Con i superiori dell’Ordine furono valutate alcune possibilità di ricavare un monastero nell’ambito della città di Mantova ma non si riuscì a trovare una soluzione che garantisse il rispetto delle regole claustrali. Vittorina indirizzò allora la sua proposta ad alcuni monasteri di suore Clarisse, che si dimostrarono interessati e accettarono di verificare le reali possibilità di attuazione.
Nel frattempo nell’anima di Vittorina si andava definendo con sempre maggiore evidenza il significato di questa intuizione: si trattava di completare l’opera della Casa del Sole con una comunità dedita alla preghiera per sostenere gli educatori nella loro opera educativa e le famiglie nelle loro sofferenze e per offrire alla Chiesa una testimonianza di unità tra impegno pratico e contemplazione. In una lettera del dicembre 1981 diretta alla Superiora del Monastero di San Fidenzio presso Verona, mentre stavano oramai procedendo i lavori per adattare una parte del complesso della Casa del Sole a ricevere un primo gruppo di suore, affermava: “Godo al pensiero della realizzazione dell’Opera di Dio, testimonianza d’amore: prima i Bambini, i suoi gioielli, poi le sue spose in costante preghiera e rinuncia [le suore di clausura]; poi le sue spose in servizio attivo [le Ancelle dell’Amore Misericordioso in servizio presso il Centro Solidarietà] poi i laici in servizio attivo [gli educatori e i volontari], e tutti uniti nel Suo Amore in preghiera d’offerta, di sacrificio e di ringraziamento, per testimoniare al mondo che Lui ci ama e che la Vita è un Suo dono meraviglioso, da impegnare quaggiù sulla terra al servizio dei fratelli per renderla ancor più meravigliosa e gioiosa lassù, nella Casa del Padre, dove sempre è Festa”.
Vittorina era così convinta della necessità che tale progetto si realizzasse da giungere a offrire al Signore la sua stessa vita purché la comunità di suore contemplative potesse arrivare a stabilirsi presso la Casa del Sole.

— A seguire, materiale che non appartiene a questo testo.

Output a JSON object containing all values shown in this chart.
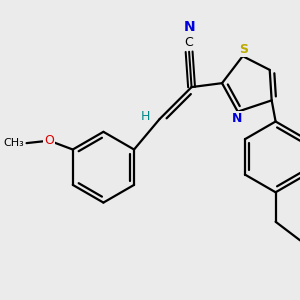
{
  "background_color": "#ebebeb",
  "atom_colors": {
    "C": "#000000",
    "N": "#0000dd",
    "O": "#dd0000",
    "S": "#bbaa00",
    "H": "#008888"
  },
  "bond_color": "#000000",
  "bond_width": 1.6,
  "figsize": [
    3.0,
    3.0
  ],
  "dpi": 100,
  "xlim": [
    -2.8,
    3.2
  ],
  "ylim": [
    -3.2,
    2.8
  ]
}
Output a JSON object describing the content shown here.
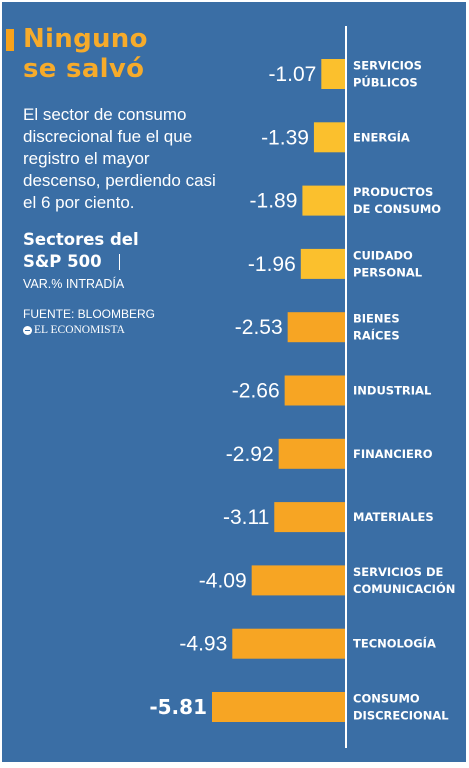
{
  "header": {
    "title": "Ninguno\nse salvó",
    "description": "El sector de consumo discrecional fue el que registro el mayor descenso, perdiendo casi el 6 por ciento.",
    "sectors_title": "Sectores del\nS&P 500",
    "unit_label": "VAR.% INTRADÍA",
    "source": "FUENTE: BLOOMBERG",
    "publisher": "EL ECONOMISTA"
  },
  "colors": {
    "background": "#3a6ea5",
    "title": "#f6ab2b",
    "bar_light": "#fbc02d",
    "bar_dark": "#f7a523",
    "text": "#ffffff"
  },
  "chart_data": {
    "type": "bar",
    "orientation": "horizontal",
    "categories": [
      [
        "SERVICIOS",
        "PÚBLICOS"
      ],
      [
        "ENERGÍA"
      ],
      [
        "PRODUCTOS",
        "DE CONSUMO"
      ],
      [
        "CUIDADO",
        "PERSONAL"
      ],
      [
        "BIENES",
        "RAÍCES"
      ],
      [
        "INDUSTRIAL"
      ],
      [
        "FINANCIERO"
      ],
      [
        "MATERIALES"
      ],
      [
        "SERVICIOS DE",
        "COMUNICACIÓN"
      ],
      [
        "TECNOLOGÍA"
      ],
      [
        "CONSUMO",
        "DISCRECIONAL"
      ]
    ],
    "values": [
      -1.07,
      -1.39,
      -1.89,
      -1.96,
      -2.53,
      -2.66,
      -2.92,
      -3.11,
      -4.09,
      -4.93,
      -5.81
    ],
    "value_labels": [
      "-1.07",
      "-1.39",
      "-1.89",
      "-1.96",
      "-2.53",
      "-2.66",
      "-2.92",
      "-3.11",
      "-4.09",
      "-4.93",
      "-5.81"
    ],
    "xlim": [
      -5.81,
      0
    ],
    "grid": false,
    "legend": "none"
  }
}
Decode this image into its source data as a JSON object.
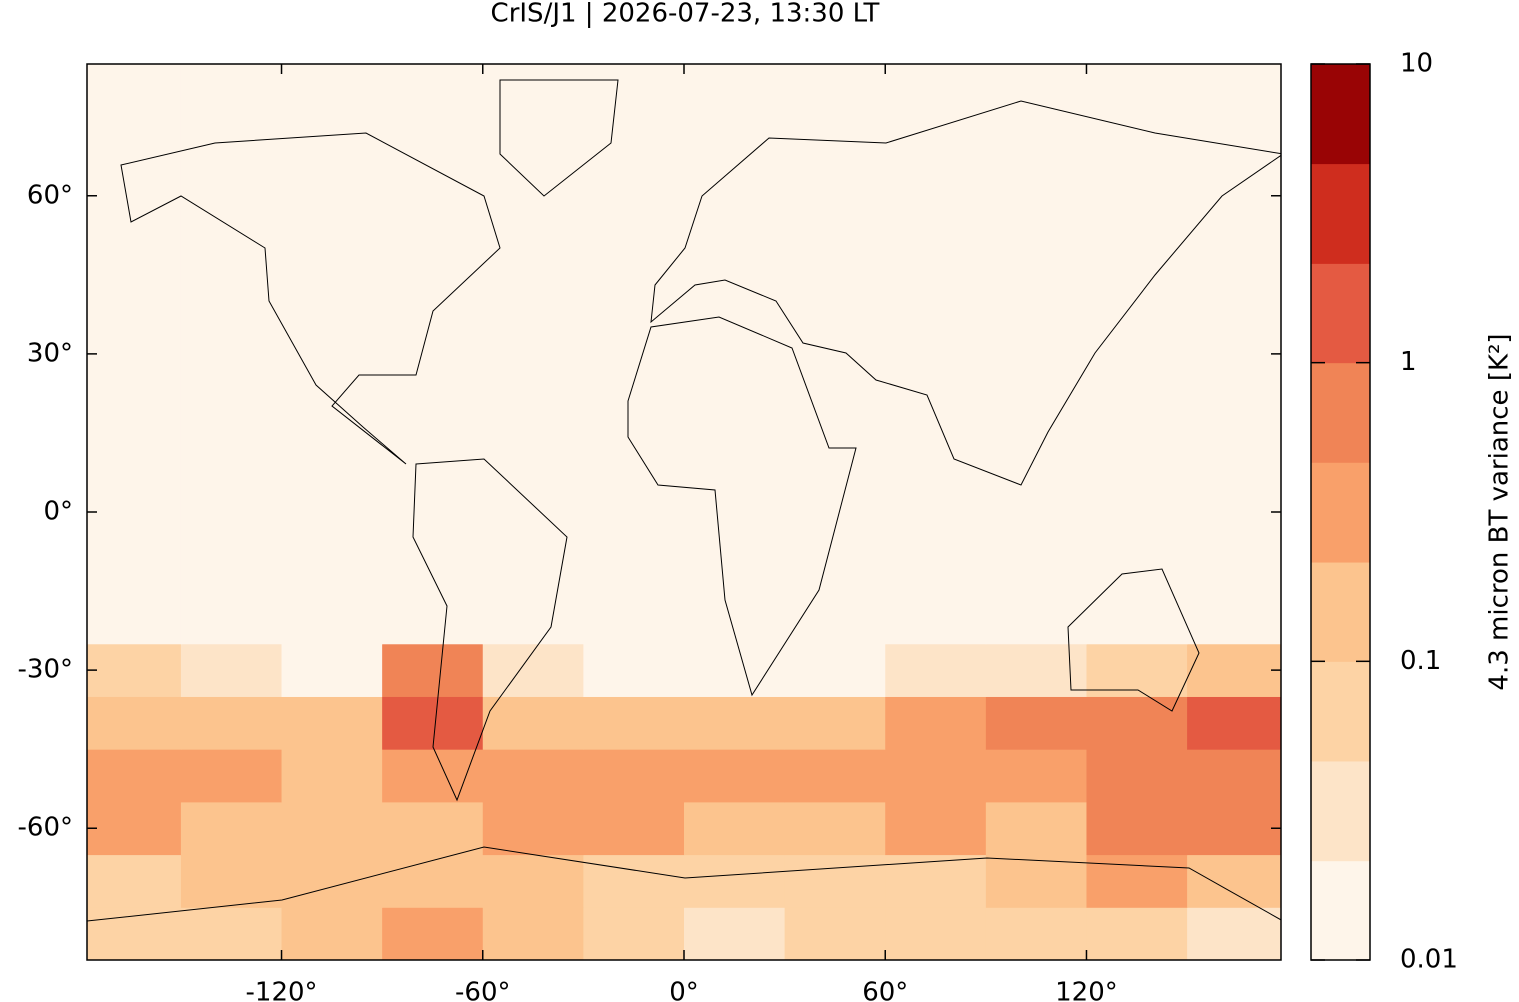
{
  "chart_data": {
    "type": "heatmap",
    "title": "CrIS/J1 | 2026-07-23, 13:30 LT",
    "x": [
      -178,
      -150,
      -120,
      -90,
      -60,
      -30,
      0,
      30,
      60,
      90,
      120,
      150,
      178
    ],
    "y": [
      -85,
      -75,
      -65,
      -55,
      -45,
      -35,
      -25,
      85
    ],
    "z": [
      [
        0.05,
        0.06,
        0.1,
        0.3,
        0.1,
        0.05,
        0.04,
        0.05,
        0.06,
        0.05,
        0.05,
        0.04
      ],
      [
        0.08,
        0.1,
        0.1,
        0.2,
        0.15,
        0.08,
        0.06,
        0.08,
        0.08,
        0.1,
        0.3,
        0.1
      ],
      [
        0.3,
        0.2,
        0.1,
        0.15,
        0.4,
        0.3,
        0.2,
        0.2,
        0.3,
        0.2,
        0.8,
        0.5
      ],
      [
        0.3,
        0.25,
        0.15,
        0.3,
        0.3,
        0.3,
        0.4,
        0.3,
        0.3,
        0.3,
        0.6,
        0.6
      ],
      [
        0.15,
        0.15,
        0.1,
        1.5,
        0.2,
        0.15,
        0.1,
        0.1,
        0.3,
        0.5,
        0.8,
        2
      ],
      [
        0.05,
        0.03,
        0.02,
        0.5,
        0.04,
        0.02,
        0.02,
        0.02,
        0.03,
        0.03,
        0.05,
        0.1
      ],
      [
        0.015,
        0.015,
        0.015,
        0.015,
        0.015,
        0.015,
        0.015,
        0.015,
        0.015,
        0.015,
        0.015,
        0.015
      ]
    ],
    "xlim": [
      -178,
      178
    ],
    "ylim": [
      -85,
      85
    ],
    "xticks": [
      {
        "value": -120,
        "label": "-120°"
      },
      {
        "value": -60,
        "label": "-60°"
      },
      {
        "value": 0,
        "label": "0°"
      },
      {
        "value": 60,
        "label": "60°"
      },
      {
        "value": 120,
        "label": "120°"
      }
    ],
    "yticks": [
      {
        "value": -60,
        "label": "-60°"
      },
      {
        "value": -30,
        "label": "-30°"
      },
      {
        "value": 0,
        "label": "0°"
      },
      {
        "value": 30,
        "label": "30°"
      },
      {
        "value": 60,
        "label": "60°"
      }
    ],
    "colorbar": {
      "label": "4.3 micron BT variance [K²]",
      "scale": "log",
      "lim": [
        0.01,
        10
      ],
      "ticks": [
        0.01,
        0.1,
        1,
        10
      ],
      "levels": [
        0.01,
        0.0215,
        0.0464,
        0.1,
        0.215,
        0.464,
        1,
        2.15,
        4.64,
        10
      ],
      "colors": [
        "#fef5ea",
        "#fde4c8",
        "#fdd3a5",
        "#fcc48e",
        "#f9a06a",
        "#f08456",
        "#e45a42",
        "#cf2d1e",
        "#990405"
      ]
    }
  }
}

Finalmente il 15 novembre del 1987 tre suore Clarisse, offerte dalla Federazione del Veneto – Emilia Romagna come avanguardia di una comunità più numerosa, entrarono ufficialmente nella Diocesi di Mantova prendendo dimora a San Silvestro, presso il Centro Solidarietà. Il sogno di Vittorina si era infine realizzato: l’opera di Dio, la Casa del Sole, era ora completa sotto tutti gli aspetti e anche la missione di Vittorina su questa terra si era forse conclusa. Infatti, il 3 giugno del 1989, dopo aver subìto nell’agosto del 1987 un severo intervento chirurgico per una grave malattia, entrò “nella Casa del Padre, dove sempre è Festa”.
(NOTA: questo testo è, nella sua massima parte, una riduzione da: Ivana Lanzanova, Vittorina Gementi e l’elogio della vita alla Casa del Sole, tesi di laurea – Università Cattolica del Sacro Cuore, Sede di Brescia; anno accademico 1994-95. Il testo integrale è reperibile presso la Casa del Sole. La riduzione è stata realizzata, con il consenso dell’autrice, da Luciano Fabbri, che di suo ha aggiunto il paragrafo 5).